Other indirect beneficiaries include the UK public and the US public through trans-Atlantic sharing of information between AWE and the Department of Defence. Impact, as a pull-through, is garnered through the uptake of advice and change to protocols; be it from changing the way uranium and uranium carbide are stored or processed through to improved understanding of the reactive chemistry of uranium in different possible storage environments.

Sources to corroborate the impact

[a] Letter of support from AWE (TS), Dr David Geeson, Head of Materials Science. Supports all claims made related to research and research findings with the AWE. National security sensitivities dictate that they cannot disclose more detailed and specific information.

[b] Letter of support from Sellafield (TS); Ed Butcher, Technical Lead for the Sellafield CoE in Uranium and Reactive metals. Supports all claims relating to the Bristol-SL relationship; including the research being conducted and fit with the various legacy programmes.

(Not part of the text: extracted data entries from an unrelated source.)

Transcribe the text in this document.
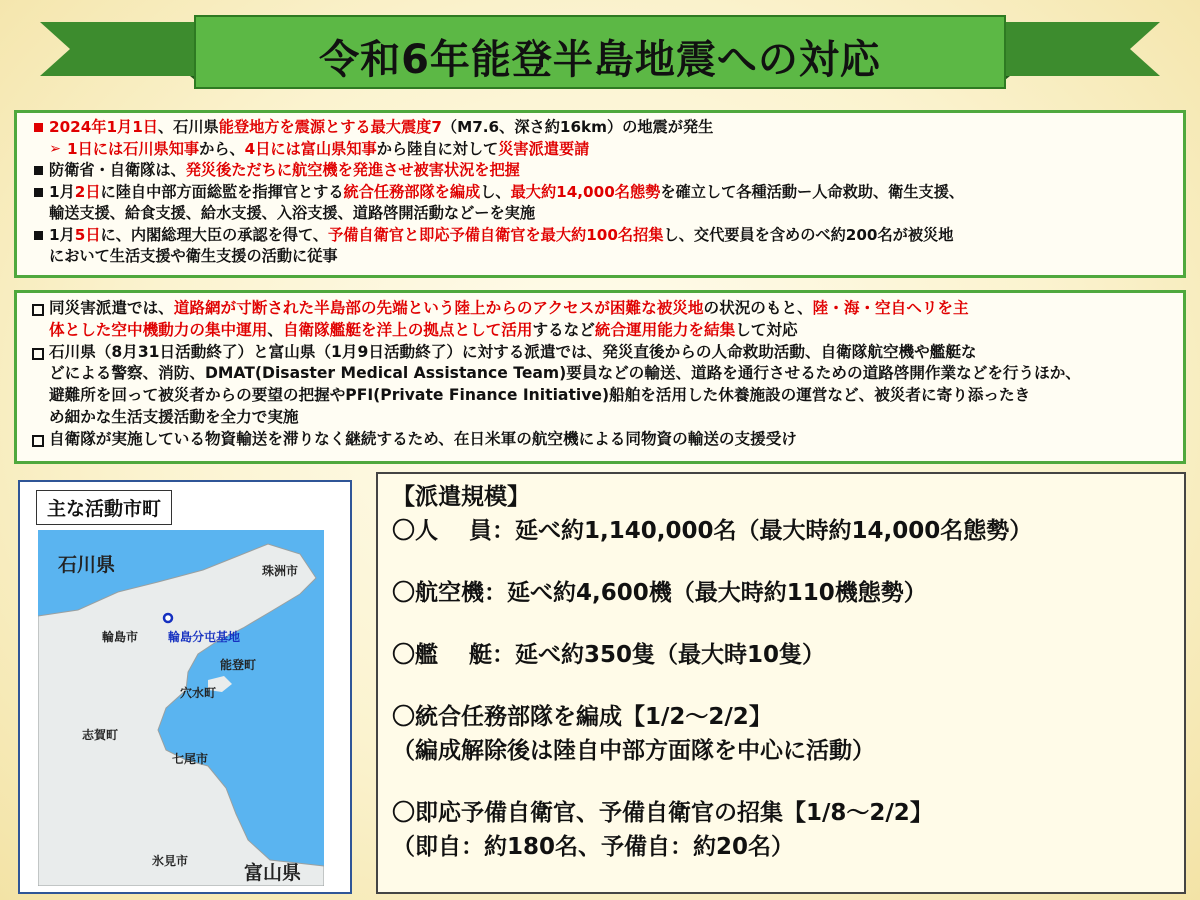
令和6年能登半島地震への対応
2024年1月1日、石川県能登地方を震源とする最大震度7（M7.6、深さ約16km）の地震が発生
➢ 1日には石川県知事から、4日には富山県知事から陸自に対して災害派遣要請
防衛省・自衛隊は、発災後ただちに航空機を発進させ被害状況を把握
1月2日に陸自中部方面総監を指揮官とする統合任務部隊を編成し、最大約14,000名態勢を確立して各種活動ー人命救助、衛生支援、
輸送支援、給食支援、給水支援、入浴支援、道路啓開活動などーを実施
1月5日に、内閣総理大臣の承認を得て、予備自衛官と即応予備自衛官を最大約100名招集し、交代要員を含めのべ約200名が被災地
において生活支援や衛生支援の活動に従事
同災害派遣では、道路網が寸断された半島部の先端という陸上からのアクセスが困難な被災地の状況のもと、陸・海・空自ヘリを主
体とした空中機動力の集中運用、自衛隊艦艇を洋上の拠点として活用するなど統合運用能力を結集して対応
石川県（8月31日活動終了）と富山県（1月9日活動終了）に対する派遣では、発災直後からの人命救助活動、自衛隊航空機や艦艇な
どによる警察、消防、DMAT(Disaster Medical Assistance Team)要員などの輸送、道路を通行させるための道路啓開作業などを行うほか、
避難所を回って被災者からの要望の把握やPFI(Private Finance Initiative)船舶を活用した休養施設の運営など、被災者に寄り添ったき
め細かな生活支援活動を全力で実施
自衛隊が実施している物資輸送を滞りなく継続するため、在日米軍の航空機による同物資の輸送の支援受け
主な活動市町
石川県
富山県
珠洲市
輪島市 輪島分屯基地
能登町
穴水町
志賀町
七尾市
氷見市
【派遣規模】
〇人　 員：延べ約1,140,000名（最大時約14,000名態勢）
〇航空機：延べ約4,600機（最大時約110機態勢）
〇艦　 艇：延べ約350隻（最大時10隻）
〇統合任務部隊を編成【1/2～2/2】
（編成解除後は陸自中部方面隊を中心に活動）
〇即応予備自衛官、予備自衛官の招集【1/8～2/2】
（即自：約180名、予備自：約20名）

[c] Letter of support from Dr Richard Catherall, Technical Lead for the ISOLDE facility at CERN, Geneva. Support claims regarding development of thermal processes for fission wastes arising at CERN.

[d] Britain's nuclear spending soars amid defence cuts. The Observer. Sunday 2^nd October 2011. Jamie Doward. http://www.theguardian.com/uk/2011/oct/02/ministry-of-defence- nuclear-spending-project-pegasus. Supports claims about the cost of running the Aldermaston activity.

[e] National Audit Office. Managing risk reduction at Sellafield. Nuclear Decommissioning Authority.Report by the Comptroller and Auditor General. Ordered by the House of Commons (2012). Supports claims relating to the intolerable nuclear risks posed by the Sellafield site.